Le prédicateur tué jeudi soir, Cheikh Ibrahim Ismail, était le successeur d'Aboud Rogo Mohamed, autre prêcheur radical dont l'assassinat dans des circonstances similaires en août 2012 avait déclenché des émeutes meurtrières à Mombasa.

Un manifestant a été blessé par balle "à l'estomac", a également indiqué un témoin, Salim Abdallah à l'AFP, précisant qu'il avait été évacué vers l'hôpital "saignant abondamment".

Selon la police, les violences ont commencé après la prière musulmane hebdomadaire.Les manifestants "ont brûlé l'église de l'Armée du Salut, nous tentons de les disperser avec des gaz lacrymogènes", a déclaré un responsable de la police à Mombasa.

Des véhicules de pompiers luttaient contre l'incendie, selon un correspondant de l'AFP.

Une épaisse fumée, semblant provenir de pneus incendiés, s'élevaient autour de la mosquée Masjid Musa,  fréquentée par des fidèles radicaux et où prêchait Cheikh Ibrahim Ismail, et des unités paramilitaires de la police entraient dans le quartier.

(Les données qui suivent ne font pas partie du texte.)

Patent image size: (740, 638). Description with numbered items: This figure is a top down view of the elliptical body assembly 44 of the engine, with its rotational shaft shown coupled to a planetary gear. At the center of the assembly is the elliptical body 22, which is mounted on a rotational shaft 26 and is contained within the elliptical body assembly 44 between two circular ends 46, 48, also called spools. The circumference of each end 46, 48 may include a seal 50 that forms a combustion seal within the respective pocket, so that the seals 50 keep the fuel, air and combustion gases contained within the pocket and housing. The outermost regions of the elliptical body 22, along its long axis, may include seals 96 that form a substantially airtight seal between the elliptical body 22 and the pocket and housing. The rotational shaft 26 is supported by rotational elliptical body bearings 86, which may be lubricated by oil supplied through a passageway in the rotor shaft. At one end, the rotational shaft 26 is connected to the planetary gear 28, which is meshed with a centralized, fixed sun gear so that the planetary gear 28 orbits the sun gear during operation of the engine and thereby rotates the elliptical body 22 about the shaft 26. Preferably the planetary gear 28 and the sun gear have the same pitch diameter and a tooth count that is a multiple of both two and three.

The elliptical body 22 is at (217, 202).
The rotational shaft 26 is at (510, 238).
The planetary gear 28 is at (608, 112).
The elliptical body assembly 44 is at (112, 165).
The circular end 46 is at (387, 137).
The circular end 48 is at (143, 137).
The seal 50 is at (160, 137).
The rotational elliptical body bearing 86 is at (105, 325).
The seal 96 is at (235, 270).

Les émeutiers répliquaient par des jets de pierre aux tirs de gaz lacrymogène de la police, selon un correspondant de l'AFP.Plusieurs détonations, d'origine inconnue, ont également entendues.

Cheikh Ibrahim Ismail a été tué en compagnie de trois personnes, lorsque leur véhicule a été pris pour cible par des hommes armés.

Un autre prédicateur radical, Abubaker Shariff Ahmed - alias "Makaburi" (tombeau en swahili) - a accusé la police d'avoir procédé à nouveau à une "exécution pure et simple" de Cheikh Ibrahim Ismail et de ses camarades.

Les partisans de Rogo avaient violemment protesté contre sa mort en août 2012, accusant,  déjà , les forces de sécurité de l'avoir assassiné, ce que les autorités kényanes avaient démenti.